Limitations (prototype)

  • The low-level kernels operate on one layer and one direction at a time; multilayer execution launches one Triton call per layer.
  • Bidirectional and LSTM proj_size are not native Triton kernel paths yet. These configurations currently use a pad-compatible correctness path rather than getting the Triton speedup.
  • The autograd wrapper saves per-layer gate activations explicitly, so activation memory scales linearly with layer count and can exceed cuDNN's opaque reserve_space footprint.
  • Shape changes can trigger separate Triton compilation/autotune. Fixed training shapes are the intended fast path.
  • Backward uses tl.atomic_add for reset-state gradients, so deterministic mode is not implemented yet.

Numerical correctness

Forward + backward match the pad backend within TF32 noise (~5e-4 rel err for fp32, ~5e-3 for bf16) across multiple shape / reset_prob combinations. The test coverage now includes multilayer GRU/LSTM, dropout train/eval behavior, bidirectional/projection correctness fallback, and LSTM losses that backpropagate through ("next", "hidden1").

Performance (H100, B=2048, T=256, H=128, fp32, fwd+bwd)

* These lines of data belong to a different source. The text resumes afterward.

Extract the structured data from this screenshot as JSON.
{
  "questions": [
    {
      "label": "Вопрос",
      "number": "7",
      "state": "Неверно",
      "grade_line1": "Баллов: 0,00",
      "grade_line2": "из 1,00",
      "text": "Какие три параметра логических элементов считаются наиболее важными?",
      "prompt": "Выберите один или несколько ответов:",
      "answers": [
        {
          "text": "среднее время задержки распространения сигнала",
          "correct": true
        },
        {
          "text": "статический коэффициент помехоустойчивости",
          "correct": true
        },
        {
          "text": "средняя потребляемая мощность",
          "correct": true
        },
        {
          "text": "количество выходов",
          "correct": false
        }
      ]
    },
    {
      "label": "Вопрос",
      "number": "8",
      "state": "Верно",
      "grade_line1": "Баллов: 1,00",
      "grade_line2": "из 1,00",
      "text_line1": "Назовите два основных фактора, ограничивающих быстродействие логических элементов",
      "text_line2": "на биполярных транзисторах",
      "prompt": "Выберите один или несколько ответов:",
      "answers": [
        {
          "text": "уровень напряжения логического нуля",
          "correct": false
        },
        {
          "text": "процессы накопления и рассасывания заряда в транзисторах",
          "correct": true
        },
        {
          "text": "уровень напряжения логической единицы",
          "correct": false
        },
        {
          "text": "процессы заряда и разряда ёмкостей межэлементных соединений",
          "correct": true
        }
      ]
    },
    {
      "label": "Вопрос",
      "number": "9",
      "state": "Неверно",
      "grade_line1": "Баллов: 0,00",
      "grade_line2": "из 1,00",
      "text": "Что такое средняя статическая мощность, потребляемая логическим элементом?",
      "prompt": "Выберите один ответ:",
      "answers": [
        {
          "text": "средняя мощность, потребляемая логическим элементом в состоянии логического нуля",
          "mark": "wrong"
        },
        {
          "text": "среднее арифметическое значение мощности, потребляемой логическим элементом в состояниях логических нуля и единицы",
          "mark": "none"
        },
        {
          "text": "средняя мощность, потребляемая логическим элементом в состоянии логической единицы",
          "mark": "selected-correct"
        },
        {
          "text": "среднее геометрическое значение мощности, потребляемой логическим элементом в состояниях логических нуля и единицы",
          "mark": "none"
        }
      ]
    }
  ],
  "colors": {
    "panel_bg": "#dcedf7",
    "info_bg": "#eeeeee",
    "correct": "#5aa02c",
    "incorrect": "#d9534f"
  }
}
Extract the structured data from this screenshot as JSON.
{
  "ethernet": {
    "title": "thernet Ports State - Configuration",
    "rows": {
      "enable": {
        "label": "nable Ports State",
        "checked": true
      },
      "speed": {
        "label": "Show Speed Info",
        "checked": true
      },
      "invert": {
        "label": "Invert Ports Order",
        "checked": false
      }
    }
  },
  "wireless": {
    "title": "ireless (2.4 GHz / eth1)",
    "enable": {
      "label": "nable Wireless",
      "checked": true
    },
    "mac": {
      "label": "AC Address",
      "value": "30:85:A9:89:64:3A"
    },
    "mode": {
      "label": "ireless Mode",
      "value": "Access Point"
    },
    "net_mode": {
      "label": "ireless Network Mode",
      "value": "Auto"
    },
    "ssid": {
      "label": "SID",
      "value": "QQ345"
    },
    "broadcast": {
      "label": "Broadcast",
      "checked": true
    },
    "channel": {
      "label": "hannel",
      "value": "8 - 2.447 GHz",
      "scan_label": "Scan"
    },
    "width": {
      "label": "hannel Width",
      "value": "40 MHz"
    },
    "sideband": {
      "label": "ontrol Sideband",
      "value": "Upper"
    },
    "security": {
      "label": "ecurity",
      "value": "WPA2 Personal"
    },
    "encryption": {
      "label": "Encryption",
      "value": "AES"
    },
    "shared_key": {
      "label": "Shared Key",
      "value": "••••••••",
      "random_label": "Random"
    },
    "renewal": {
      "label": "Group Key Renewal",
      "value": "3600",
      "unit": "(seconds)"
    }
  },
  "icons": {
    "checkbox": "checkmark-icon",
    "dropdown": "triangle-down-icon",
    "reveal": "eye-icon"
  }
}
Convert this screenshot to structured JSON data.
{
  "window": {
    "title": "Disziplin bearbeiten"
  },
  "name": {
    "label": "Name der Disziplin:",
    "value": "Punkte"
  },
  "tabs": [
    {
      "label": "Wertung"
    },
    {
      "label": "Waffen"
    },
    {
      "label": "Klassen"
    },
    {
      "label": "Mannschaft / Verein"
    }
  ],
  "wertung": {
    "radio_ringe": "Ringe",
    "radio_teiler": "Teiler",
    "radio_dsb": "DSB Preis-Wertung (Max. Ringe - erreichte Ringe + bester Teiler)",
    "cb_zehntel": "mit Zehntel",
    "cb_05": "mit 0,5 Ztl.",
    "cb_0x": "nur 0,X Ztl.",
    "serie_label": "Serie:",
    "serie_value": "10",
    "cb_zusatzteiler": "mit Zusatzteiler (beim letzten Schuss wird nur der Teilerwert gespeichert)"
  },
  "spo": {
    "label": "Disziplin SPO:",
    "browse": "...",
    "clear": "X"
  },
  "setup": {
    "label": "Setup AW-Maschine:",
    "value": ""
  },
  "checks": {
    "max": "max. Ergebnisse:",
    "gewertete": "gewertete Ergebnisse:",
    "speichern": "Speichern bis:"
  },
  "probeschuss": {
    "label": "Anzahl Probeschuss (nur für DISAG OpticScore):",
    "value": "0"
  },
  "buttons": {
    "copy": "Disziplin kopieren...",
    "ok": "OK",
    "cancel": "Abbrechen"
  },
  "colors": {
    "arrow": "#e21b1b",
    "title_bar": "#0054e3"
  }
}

reset_prob cuDNN (pad) scan_compile triton
0% 33.8 ms 70.9 ms 11.7 ms
1% 309.1 ms 71.1 ms 11.7 ms
10% 310.6 ms 71.2 ms 11.7 ms

Triton is reset-invariant and 5–25x faster than cuDNN at non-zero reset probabilities. cuDNN still wins at reset=0% for LSTM at H>=256 (its persistent-LSTM path is hard to beat without TMA + warp specialisation). The gap is small for GRU.

Test plan

  • test/test_tensordictmodules.py::TestLSTMModule::test_lstm_module_triton_backend_matches_pad — forward agreement vs pad at H in {16, 64} x {fp32, bf16}, with several mid-rollout resets.
  • test/test_tensordictmodules.py::TestLSTMModule::test_lstm_module_triton_backward — gradient agreement vs pad at H=64.
  • test/test_tensordictmodules.py::TestLSTMModule::test_lstm_module_triton_extended_forward_matches_pad — multilayer, dropout train/eval, bidirectional fallback, projection fallback, and combined projected bidirectional LSTM forward parity.
  • test/test_tensordictmodules.py::TestLSTMModule::test_lstm_module_triton_extended_backward_matches_pad — multilayer, bidirectional fallback, projection fallback, and intermediate cell-state gradient parity.
  • Same coverage for GRUModule where applicable.
  • All tests skip cleanly when triton is unavailable or CUDA is missing.
  • benchmarks/bench_gru_reset_backends.py extended with triton_td, num_layers, dropout sweeps, and optional torch.compile flags.

Follow-ups (intentionally out of scope here)

  • Native Triton bidirectional and LSTM proj_size kernels.
  • torch.compile first-class integration via torch.library.custom_op (right now the kernel runs inside compiled graphs but as an opaque node).
  • vmap support for _GRUFn.apply / _LSTMFn.apply.
  • CPU fallback or explicit CPU tensor error.
  • In-kernel masking for non-power-of-two H to eliminate the wrapper pad/unpad copies.
  • Deterministic backward mode for reset-state gradient accumulation.
  • Docs/tutorial/SOTA integration once the prototype scope is accepted.

…e resets

Adds ``recurrent_backend="triton"`` to :class:`~torchrl.modules.GRUModule`
and :class:`~torchrl.modules.LSTMModule`. The kernel fuses the whole time
loop into a single CUDA launch and applies the ``is_init`` reset cheaply
inside the loop, avoiding the ``pack_padded_sequence`` / ``pad_packed_sequence``
round trip that dominates the cuDNN ``pad`` backend whenever any reset
occurs mid-rollout.

Kernels live in ``torchrl/modules/tensordict_module/_rnn_triton.py`` and
are gated by a ``_has_triton`` optional-dep flag. Both forward and
backward are K-tiled along the recurrent contraction, so a single
``[H, H]`` weight slab fits in shared memory at any hidden size we care
about in RL. ``recurrent_compute_dtype`` selects fp32 (TF32 on H100,
default; matches cuDNN behavior) or bf16 (twice the SMEM margin, ~7-bit
mantissa).

Limitations of this prototype:

* ``num_layers == 1`` only.
* No dropout, no projection (``proj_size``), no bidirectional.
* Hidden size internally padded to the next power of two (wrapper-side).

Tests:
* ``test/test_tensordictmodules.py``: numerical agreement against ``pad``
  for forward and backward at H ∈ {16, 64}, fp32 and bf16, multiple
  intra-rollout resets. ``RuntimeError`` test for missing triton dep.

Benchmark:
* ``benchmarks/bench_gru_reset_backends.py``: adds ``triton_td`` mode.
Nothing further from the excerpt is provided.